To investigate the unsteady shedding characteristics of a reentrant jet supercavity with a low Froude number, a high-fidelity numerical model based on the inhomogeneous multiphase model is developed to predict the complex supercavitation flow that occurs during supercavity development. The developed solver is validated quantitatively against experimental results in terms of supercavity geometry and closure mode. This study focuses on the initial generation and development process of a reentrant jet supercavity, revealing three distinct stages: foam cavity, transparent supercavity with rapid growth in dimensions, and fully developed supercavity exhibiting significant deformation.

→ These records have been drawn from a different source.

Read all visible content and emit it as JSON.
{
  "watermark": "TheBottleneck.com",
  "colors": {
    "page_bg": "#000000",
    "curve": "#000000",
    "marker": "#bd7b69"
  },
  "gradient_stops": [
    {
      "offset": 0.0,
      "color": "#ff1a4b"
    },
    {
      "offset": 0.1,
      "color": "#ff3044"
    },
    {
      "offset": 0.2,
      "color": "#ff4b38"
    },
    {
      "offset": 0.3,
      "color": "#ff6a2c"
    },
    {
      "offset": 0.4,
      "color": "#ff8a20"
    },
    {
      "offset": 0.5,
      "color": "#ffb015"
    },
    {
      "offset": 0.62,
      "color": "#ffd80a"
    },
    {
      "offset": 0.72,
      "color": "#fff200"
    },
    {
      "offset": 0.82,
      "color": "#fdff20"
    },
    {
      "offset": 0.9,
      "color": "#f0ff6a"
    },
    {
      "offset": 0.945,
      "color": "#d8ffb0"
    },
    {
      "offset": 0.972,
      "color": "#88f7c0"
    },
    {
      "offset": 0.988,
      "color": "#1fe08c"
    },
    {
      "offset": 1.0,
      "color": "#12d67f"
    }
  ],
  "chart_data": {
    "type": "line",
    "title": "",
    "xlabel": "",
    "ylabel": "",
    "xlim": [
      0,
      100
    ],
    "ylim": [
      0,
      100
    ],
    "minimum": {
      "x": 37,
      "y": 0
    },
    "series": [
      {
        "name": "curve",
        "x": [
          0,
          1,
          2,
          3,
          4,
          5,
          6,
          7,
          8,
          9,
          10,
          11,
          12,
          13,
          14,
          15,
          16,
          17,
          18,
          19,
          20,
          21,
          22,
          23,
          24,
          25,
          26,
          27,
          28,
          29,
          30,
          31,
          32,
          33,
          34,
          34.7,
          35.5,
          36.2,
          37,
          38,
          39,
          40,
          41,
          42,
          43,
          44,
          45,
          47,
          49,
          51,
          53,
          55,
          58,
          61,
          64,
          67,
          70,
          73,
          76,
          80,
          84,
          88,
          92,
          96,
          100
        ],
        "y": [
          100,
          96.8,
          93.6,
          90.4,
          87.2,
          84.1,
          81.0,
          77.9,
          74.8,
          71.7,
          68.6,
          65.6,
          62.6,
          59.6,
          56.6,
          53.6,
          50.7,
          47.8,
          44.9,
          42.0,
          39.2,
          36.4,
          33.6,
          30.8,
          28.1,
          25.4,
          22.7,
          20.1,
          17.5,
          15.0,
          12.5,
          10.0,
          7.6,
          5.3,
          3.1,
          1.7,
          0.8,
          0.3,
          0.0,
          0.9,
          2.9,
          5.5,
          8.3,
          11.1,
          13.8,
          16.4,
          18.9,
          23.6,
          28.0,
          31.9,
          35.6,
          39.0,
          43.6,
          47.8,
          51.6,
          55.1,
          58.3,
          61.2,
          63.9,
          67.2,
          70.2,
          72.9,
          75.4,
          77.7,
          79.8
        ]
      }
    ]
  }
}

Owing to reverse flow of the gas–water mixture, interfacial instabilities arise from the unsteady cavity shedding, leading to fluctuations in supercavity shape. The types of large-scale cavity shedding observed in this work—wing-like and cloud-like—are caused by the concave deformation resulting from the reentrant jet. As the gas entrainment coefficient increases, the unsteady characteristics of pressure oscillation weaken, and the instance of wing-like cavities decreases. When the gas entrainment coefficient reaches a critical value, the twin-vortex closure mode occurs, resulting in a more stable flow behavior. In sum, we propose a theoretical model that elucidates the strength of the reentrant jet and reveals its unsteady shedding behavior during supercavity development.